A plague state is something that the world hasn’t seen in many, many years. Decades. Maybe even centuries, depending on how you look at it. A nation where a virus is still raging, that much of the rest of the world has conquered. Of course, such a nation must be quarantined. Plague states don’t do well. They suffer immensely — not just from illness, but from isolation, too. From the lack of trade, contact, and friendship that still being sick brings with it. That’s all in America’s immediate future, now, though. It’s chosen to become the plague state of the modern world.

And if you think I exaggerate, consider for a moment that even China has Coronavirus under control by now. The only nations which don’t — again — are either desperately poor, or failed societies, or both. But that’s just what Coronavirus tells us is true of America, now, too

America’s bizarre inability to deal with Coronavirus, I think, marks its final transformation to becoming both a failed state, and a poor country. A nation that can’t govern itself in basic ways — providing people public health, as in, freedom from a deadly virus. And a society so impoverished that people have to choose to return to work, even if it means risking death at the hands of a pandemic. A depression on the cards, while mass death erupts like a supervolcano.
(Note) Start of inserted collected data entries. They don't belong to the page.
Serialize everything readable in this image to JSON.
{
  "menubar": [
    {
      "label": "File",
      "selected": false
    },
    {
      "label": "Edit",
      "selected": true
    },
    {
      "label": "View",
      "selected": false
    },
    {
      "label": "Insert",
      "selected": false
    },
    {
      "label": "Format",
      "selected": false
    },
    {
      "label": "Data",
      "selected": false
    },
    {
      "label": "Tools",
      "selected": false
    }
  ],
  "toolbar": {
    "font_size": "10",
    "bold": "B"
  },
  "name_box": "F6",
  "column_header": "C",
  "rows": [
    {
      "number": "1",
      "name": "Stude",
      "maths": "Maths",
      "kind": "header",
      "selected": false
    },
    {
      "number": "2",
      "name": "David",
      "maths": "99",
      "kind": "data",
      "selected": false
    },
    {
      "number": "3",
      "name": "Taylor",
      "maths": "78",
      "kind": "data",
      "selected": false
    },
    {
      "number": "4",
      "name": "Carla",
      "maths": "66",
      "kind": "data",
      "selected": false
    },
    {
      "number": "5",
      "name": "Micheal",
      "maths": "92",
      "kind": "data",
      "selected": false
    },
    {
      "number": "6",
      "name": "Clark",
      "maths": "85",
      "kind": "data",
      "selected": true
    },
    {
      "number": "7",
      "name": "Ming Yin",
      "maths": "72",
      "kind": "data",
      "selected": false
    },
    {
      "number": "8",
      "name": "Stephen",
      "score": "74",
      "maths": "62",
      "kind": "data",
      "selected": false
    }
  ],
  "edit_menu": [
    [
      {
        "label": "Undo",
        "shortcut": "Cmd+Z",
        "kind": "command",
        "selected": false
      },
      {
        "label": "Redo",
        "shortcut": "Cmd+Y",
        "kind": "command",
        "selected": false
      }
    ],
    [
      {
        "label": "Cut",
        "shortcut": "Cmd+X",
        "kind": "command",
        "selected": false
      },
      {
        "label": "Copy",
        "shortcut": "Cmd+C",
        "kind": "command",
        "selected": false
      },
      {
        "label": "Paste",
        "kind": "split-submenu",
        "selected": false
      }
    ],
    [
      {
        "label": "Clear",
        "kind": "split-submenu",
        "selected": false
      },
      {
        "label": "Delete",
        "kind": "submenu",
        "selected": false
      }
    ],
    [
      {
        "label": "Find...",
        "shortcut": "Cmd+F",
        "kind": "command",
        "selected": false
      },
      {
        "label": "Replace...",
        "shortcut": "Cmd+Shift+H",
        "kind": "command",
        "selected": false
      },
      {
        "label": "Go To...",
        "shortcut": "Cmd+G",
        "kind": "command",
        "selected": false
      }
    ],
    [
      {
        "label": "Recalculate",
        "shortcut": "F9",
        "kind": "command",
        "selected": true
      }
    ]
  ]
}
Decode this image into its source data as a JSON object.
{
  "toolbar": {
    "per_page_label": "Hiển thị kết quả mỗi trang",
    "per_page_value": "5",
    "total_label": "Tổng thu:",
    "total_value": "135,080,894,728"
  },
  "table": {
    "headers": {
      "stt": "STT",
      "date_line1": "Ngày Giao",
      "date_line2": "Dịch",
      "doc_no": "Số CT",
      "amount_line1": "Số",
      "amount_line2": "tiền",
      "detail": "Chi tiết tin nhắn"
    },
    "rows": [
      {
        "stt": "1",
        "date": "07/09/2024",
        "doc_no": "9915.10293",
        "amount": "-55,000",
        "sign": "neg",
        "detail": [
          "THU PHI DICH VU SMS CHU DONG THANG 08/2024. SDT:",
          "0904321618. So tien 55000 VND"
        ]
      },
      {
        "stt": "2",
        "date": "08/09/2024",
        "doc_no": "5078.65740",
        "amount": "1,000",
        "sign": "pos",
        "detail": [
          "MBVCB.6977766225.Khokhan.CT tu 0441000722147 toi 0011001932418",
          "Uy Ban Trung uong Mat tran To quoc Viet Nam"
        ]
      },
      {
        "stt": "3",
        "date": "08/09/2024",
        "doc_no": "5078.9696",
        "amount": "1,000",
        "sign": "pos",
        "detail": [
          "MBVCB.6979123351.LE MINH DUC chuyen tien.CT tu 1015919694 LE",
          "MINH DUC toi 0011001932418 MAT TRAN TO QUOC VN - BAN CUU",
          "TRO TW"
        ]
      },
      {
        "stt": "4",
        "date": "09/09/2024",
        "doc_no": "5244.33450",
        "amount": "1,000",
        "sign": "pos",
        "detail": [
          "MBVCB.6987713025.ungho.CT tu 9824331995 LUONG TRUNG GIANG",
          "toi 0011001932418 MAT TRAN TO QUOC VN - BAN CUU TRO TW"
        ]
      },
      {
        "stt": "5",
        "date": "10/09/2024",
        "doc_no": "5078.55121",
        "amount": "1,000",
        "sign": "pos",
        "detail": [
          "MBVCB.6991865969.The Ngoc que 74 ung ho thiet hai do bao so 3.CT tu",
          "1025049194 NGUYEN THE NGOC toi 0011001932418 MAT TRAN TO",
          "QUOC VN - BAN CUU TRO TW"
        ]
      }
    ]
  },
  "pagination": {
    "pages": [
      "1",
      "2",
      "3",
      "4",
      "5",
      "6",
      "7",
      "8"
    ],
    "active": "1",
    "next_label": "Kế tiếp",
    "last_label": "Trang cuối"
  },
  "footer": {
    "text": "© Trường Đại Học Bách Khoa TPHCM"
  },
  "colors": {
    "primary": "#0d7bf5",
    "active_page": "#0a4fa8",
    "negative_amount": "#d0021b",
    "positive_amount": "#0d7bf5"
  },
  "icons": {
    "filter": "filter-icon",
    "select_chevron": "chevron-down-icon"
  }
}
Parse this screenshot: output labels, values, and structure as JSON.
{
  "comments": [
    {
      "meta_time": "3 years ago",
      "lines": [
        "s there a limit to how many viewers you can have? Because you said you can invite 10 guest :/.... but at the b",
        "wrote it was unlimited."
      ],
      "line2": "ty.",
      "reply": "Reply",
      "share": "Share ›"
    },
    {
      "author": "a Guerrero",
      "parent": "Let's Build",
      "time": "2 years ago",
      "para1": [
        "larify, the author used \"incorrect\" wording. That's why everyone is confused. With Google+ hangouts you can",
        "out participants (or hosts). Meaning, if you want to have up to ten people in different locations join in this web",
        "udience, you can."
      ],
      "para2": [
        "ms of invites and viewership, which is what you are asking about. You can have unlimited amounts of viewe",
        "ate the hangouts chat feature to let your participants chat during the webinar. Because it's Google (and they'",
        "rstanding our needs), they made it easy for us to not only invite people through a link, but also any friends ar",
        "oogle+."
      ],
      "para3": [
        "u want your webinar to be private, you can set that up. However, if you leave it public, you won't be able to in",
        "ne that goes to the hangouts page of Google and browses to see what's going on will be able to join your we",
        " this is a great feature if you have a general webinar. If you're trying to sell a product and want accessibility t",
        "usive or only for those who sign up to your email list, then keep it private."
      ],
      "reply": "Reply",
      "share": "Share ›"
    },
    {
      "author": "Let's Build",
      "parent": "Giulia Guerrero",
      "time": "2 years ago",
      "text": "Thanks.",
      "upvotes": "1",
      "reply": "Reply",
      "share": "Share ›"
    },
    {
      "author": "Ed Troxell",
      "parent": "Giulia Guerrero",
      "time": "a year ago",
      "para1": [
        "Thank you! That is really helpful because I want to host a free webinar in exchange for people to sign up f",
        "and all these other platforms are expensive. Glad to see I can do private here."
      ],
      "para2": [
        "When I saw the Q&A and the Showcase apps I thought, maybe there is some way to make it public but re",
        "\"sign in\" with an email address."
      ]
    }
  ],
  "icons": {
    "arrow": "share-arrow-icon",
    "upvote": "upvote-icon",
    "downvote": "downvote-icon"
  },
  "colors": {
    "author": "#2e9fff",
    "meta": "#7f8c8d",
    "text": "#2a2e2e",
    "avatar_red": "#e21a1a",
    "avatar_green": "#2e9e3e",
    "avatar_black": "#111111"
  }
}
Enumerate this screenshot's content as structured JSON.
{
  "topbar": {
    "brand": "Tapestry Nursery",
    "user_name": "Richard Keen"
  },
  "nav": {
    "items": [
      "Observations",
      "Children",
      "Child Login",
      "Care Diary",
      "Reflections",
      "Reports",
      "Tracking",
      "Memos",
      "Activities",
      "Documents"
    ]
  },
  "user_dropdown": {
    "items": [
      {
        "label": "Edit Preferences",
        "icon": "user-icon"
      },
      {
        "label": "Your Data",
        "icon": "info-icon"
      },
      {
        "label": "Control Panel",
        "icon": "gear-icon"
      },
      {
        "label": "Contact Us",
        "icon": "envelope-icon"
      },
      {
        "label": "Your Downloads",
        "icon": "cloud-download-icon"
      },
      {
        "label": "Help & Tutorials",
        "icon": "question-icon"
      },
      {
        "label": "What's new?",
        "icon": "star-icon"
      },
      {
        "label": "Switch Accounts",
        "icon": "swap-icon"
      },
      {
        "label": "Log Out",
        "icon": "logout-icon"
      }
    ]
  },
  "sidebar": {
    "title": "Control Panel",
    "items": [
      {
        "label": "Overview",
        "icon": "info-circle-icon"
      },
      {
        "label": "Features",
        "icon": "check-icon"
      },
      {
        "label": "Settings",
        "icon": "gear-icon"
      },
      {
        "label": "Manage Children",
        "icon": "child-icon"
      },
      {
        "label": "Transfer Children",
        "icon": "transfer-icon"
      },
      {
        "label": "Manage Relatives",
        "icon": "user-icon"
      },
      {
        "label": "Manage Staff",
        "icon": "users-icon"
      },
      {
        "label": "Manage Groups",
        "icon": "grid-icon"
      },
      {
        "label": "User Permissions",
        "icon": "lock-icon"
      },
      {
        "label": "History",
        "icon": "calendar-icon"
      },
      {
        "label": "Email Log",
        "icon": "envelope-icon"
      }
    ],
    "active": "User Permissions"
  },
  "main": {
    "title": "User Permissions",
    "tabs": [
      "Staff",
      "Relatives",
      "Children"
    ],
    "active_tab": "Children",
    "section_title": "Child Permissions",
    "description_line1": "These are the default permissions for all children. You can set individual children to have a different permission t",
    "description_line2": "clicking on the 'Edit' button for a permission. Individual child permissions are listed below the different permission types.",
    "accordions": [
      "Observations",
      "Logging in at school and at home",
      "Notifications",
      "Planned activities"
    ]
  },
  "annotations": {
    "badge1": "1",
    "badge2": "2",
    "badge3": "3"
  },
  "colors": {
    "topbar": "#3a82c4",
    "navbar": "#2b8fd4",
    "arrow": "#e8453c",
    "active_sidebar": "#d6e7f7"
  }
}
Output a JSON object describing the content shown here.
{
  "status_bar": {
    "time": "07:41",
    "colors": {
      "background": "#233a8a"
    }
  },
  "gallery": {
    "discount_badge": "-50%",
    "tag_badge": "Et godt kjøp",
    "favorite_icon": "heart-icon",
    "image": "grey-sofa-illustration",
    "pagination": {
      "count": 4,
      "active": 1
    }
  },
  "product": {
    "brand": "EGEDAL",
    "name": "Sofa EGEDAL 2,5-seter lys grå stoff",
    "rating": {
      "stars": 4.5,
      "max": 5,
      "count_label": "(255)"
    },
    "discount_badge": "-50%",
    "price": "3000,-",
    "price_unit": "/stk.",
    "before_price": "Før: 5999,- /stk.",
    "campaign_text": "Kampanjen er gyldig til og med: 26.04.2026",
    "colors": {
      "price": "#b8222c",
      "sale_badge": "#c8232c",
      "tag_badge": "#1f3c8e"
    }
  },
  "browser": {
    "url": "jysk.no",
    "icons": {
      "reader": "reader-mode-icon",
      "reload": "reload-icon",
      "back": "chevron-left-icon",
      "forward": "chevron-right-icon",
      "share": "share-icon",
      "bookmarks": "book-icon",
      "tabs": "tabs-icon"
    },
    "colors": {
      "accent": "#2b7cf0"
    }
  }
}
Does this kind of thing really happen in civilized, functioning, modern societies?

The worst case scenario is all that. It’s not just mass death, although that’s awful enough. It’s not even just economic implosion or political chaosor social despair. It’s also becoming something bizarre and unique, rarely seen in history: a plague state. It’s having your fate sealed as a poor country, and a failed society by all that, as the final straw breaks the camel’s back of failed institutions and leaders. The worst case scenario coming true in America is a society, too, in which people — enough of them to cause a pandemic to explode — genuinely don’t seem to care if they or anyone else lives or dies. It’s death, in a kind of deep way: the death of civilization, decency, dignity, meaning, worth, while brutality, folly, ignorance, and cruelty reign.

The worst-case scenario. If you’re American, get ready. It’s going to much, much worse than you think. If you’re not American — thank your lucky stars. And learn the lesson of what can become of a society when it gives up, at last, on itself.